The short-term disturbance of the epidemic is still ongoing, and the high prosperity of the duty-free track and the continuous growth of the company continue to be optimistic for a long time. In the short term, the recent epidemic situation in many parts of the country has rebounded, and the tightening of relevant policies has affected the release of tax-free consumption demand on outlying islands. In the three days of new year’s day in 22, a total of 600 million yuan of tax-free shopping on outlying islands was detected, with a year-on-year increase of + 9.7%. The growth rate slowed down, but the per capita consumption was 9740 yuan, showing a rising trend. During the Spring Festival transportation, it is expected that Hainan airports will transport more than 5 million passengers, an increase of 17% and 34% respectively compared with 21 and 20 years. Considering the recent new confirmed cases in many places, or affecting the actual data performance. In the long run, the expansion of the proportion of middle-income groups under the goal of common prosperity will increase the demand for optional consumption. Tax exemption, as a medium and high-end consumption, has long-term growth support, and is expected to achieve long-term development under the background of consumption return and driven by policies. The competition for tax exemption on outlying islands intensifies and diverts the company’s sales, but it is expected to enhance the competitiveness of tax exemption on outlying islands in the international market and help expand the whole cake. The company has been deeply cultivating tax exemption on outlying islands for a long time and has been laying multi-channel, which is expected to still benefit from the growth of the industry. The recovery of sales scale brings the control of discount strength, and the gross profit margin is expected to stabilize and recover. With the superposition of the impact of tax incentives, the profitability is expected to improve.

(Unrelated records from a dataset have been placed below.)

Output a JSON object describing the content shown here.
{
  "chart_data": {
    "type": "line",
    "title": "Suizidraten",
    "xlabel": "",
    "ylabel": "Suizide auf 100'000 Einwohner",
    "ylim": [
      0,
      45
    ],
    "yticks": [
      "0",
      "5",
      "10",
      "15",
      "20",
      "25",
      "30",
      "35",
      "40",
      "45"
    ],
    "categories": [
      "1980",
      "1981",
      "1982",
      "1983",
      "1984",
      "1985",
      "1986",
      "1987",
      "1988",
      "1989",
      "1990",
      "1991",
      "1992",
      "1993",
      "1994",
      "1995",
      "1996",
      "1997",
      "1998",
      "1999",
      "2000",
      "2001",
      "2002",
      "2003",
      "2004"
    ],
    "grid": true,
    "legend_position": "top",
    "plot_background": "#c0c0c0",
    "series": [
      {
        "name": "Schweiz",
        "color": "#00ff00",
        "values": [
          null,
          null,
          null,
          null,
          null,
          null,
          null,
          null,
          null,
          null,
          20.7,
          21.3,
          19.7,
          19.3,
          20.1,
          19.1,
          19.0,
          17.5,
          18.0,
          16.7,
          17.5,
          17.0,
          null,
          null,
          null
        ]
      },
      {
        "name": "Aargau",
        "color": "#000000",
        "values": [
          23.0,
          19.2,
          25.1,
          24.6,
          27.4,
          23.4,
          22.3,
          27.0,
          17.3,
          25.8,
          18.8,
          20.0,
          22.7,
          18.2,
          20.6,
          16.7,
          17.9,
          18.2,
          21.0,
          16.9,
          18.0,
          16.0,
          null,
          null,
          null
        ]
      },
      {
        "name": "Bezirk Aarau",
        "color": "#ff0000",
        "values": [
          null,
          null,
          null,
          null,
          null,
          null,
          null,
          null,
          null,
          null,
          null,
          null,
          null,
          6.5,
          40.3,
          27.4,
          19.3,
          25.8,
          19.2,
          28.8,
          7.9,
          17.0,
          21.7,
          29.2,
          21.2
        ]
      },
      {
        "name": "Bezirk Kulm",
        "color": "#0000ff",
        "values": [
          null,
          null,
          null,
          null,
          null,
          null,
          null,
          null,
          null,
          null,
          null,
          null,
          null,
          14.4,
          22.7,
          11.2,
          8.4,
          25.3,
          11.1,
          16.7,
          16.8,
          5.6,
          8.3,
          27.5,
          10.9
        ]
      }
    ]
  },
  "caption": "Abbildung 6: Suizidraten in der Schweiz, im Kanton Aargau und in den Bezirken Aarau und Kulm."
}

Profit forecast: in the long run, under the background of internal and external double circulation and consumption return, the tax exemption on outlying islands will continue to increase, the epidemic situation will improve, and the tax exemption channels at the airport are expected to gradually recover. The company will make efforts to consolidate its leading position in many aspects and will fully enjoy the growth dividend of the industry. However, in the short term, it is greatly affected by the epidemic situation, and its profitability has decreased. The net profit from 2021 to 2023 is reduced to RMB 9.71/13/16.2 billion, the corresponding EPS is RMB 4.97/6.64/8.31, and the corresponding PE is 40 / 30 / 24 times. Maintain a “strongly recommended” rating.

Risk tip: the policy exceeds expectations, the epidemic situation in China is repeated, and the tax-free competition on outlying islands is intensified.